Reportedly Gunning was forced to cancel a European tour and return to America when in 1914 war threatened the continent. In 1915, she began a series of vaudeville singing engagements that would continue into the early 1920s.

==Personal life==
In October 1903, Gunning married Frederick Pitney, owner of a New York cab company, and almost to the day two years later, gave birth to a baby girl, Louise Adelaide Pitney. The marriage ended sometime before the midpoint of the following decade. By 1915, Gunning had purchased a ranch in Sierra Madre, California, that she would maintain over the remainder of her life. On July 7, of that year she married the German-born concert violinist Oskar Seiling. A native of Munich, Seiling was born on July 7, 1880, a son of Jakob and Elizabeth (née Hehle) Seiling. He attended the Royal Academy of the Art of Music in Munich and the Ludwig-Maximilians-Universität München and was a student of Joseph Joachim in Berlin. Before coming to America at about the age of 26, Seiling had done considerable concert work in Germany and England.

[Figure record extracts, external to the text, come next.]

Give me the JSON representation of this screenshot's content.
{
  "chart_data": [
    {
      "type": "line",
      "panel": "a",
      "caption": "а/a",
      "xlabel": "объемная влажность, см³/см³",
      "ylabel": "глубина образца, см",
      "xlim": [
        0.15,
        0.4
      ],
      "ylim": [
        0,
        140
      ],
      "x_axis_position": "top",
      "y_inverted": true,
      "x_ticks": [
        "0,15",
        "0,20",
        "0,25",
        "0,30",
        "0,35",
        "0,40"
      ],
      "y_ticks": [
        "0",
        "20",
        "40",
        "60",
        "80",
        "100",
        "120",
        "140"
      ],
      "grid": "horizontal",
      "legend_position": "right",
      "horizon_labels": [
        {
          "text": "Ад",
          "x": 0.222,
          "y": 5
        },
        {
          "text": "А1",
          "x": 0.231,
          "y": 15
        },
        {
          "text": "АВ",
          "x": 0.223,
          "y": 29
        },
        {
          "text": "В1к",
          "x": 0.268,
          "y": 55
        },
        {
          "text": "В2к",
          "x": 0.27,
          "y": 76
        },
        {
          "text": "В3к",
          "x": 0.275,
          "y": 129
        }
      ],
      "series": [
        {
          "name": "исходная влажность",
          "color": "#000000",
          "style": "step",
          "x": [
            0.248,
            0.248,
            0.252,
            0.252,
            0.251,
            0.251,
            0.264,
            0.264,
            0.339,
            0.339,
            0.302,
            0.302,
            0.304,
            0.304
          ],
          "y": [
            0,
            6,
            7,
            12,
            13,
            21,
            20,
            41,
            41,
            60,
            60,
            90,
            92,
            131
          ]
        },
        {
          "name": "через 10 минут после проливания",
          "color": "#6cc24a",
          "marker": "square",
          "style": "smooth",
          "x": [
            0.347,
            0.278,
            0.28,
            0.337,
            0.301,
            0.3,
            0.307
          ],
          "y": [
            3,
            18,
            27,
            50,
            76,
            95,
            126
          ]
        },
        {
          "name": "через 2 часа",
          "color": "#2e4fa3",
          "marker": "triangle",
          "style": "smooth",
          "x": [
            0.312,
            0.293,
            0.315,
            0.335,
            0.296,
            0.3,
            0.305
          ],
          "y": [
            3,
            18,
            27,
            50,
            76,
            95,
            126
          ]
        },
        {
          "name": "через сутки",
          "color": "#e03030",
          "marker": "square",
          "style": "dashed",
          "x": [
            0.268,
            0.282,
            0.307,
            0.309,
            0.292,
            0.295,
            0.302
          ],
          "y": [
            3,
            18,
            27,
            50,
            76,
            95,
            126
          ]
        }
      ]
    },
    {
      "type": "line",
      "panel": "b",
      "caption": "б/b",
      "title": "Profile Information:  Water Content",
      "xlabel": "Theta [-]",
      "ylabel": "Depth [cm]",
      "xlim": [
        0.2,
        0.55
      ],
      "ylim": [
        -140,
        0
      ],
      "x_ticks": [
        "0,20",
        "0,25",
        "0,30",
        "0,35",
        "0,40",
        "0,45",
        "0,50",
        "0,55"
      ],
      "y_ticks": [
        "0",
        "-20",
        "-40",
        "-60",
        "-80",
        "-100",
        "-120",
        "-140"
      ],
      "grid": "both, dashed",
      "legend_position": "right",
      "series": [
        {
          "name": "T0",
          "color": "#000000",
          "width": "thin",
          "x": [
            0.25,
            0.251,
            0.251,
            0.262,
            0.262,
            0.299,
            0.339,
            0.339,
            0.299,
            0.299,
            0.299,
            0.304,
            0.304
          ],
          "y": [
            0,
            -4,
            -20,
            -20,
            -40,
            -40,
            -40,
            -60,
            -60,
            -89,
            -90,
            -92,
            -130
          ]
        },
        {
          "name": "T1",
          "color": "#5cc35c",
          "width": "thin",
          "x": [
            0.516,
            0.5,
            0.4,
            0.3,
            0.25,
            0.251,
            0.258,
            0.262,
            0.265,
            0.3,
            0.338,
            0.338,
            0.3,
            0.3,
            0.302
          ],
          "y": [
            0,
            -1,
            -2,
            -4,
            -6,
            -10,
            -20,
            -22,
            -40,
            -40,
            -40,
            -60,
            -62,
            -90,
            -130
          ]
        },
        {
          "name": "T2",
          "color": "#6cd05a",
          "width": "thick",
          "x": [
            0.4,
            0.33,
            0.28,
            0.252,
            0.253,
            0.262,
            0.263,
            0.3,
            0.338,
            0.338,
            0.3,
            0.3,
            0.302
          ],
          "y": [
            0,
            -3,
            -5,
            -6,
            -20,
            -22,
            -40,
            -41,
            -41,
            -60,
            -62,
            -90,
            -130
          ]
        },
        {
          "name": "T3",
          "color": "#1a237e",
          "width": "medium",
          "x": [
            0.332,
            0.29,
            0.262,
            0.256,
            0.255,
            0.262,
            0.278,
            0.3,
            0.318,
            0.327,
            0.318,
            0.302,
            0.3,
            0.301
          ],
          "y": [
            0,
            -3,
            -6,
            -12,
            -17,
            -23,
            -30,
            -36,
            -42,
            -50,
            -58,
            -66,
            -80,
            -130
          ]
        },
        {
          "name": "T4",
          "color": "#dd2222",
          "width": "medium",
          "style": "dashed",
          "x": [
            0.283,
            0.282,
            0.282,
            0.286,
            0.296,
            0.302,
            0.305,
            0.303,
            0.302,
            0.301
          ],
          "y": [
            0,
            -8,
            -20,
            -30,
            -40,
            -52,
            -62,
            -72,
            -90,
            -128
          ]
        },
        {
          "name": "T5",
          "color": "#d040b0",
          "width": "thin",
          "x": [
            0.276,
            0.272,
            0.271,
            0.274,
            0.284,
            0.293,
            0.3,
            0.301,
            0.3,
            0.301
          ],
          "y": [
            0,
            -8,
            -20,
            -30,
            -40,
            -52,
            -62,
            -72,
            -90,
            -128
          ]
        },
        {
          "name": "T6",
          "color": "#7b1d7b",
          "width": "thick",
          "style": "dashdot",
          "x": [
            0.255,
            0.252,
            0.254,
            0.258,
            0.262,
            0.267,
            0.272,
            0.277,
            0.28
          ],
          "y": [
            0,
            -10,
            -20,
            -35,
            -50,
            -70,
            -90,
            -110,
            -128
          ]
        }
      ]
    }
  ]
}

In America Seiling performed in concerts and with chamber music groups before turning to teaching. He taught at Occidental College and, from 1907 to 1912, was head of the Violin Department at the University of Southern California and starting in 1913 held the same position for seven years at the University of Redlands. Seiling later taught privately at his music studio in Los Angeles and organized the Los Angeles Brahms Music Society. For a time Gunning and her husband were known for hosting outdoor music events at their Sierra Madre ranch that drew music lovers from all parts of the state.

Gunning died at the age of 81 on July 24, 1960, in Sierra Madre, California. She was preceded in death by her husband on December 7, 1958. Both are interred at the Sierra Madre Pioneer Cemetery.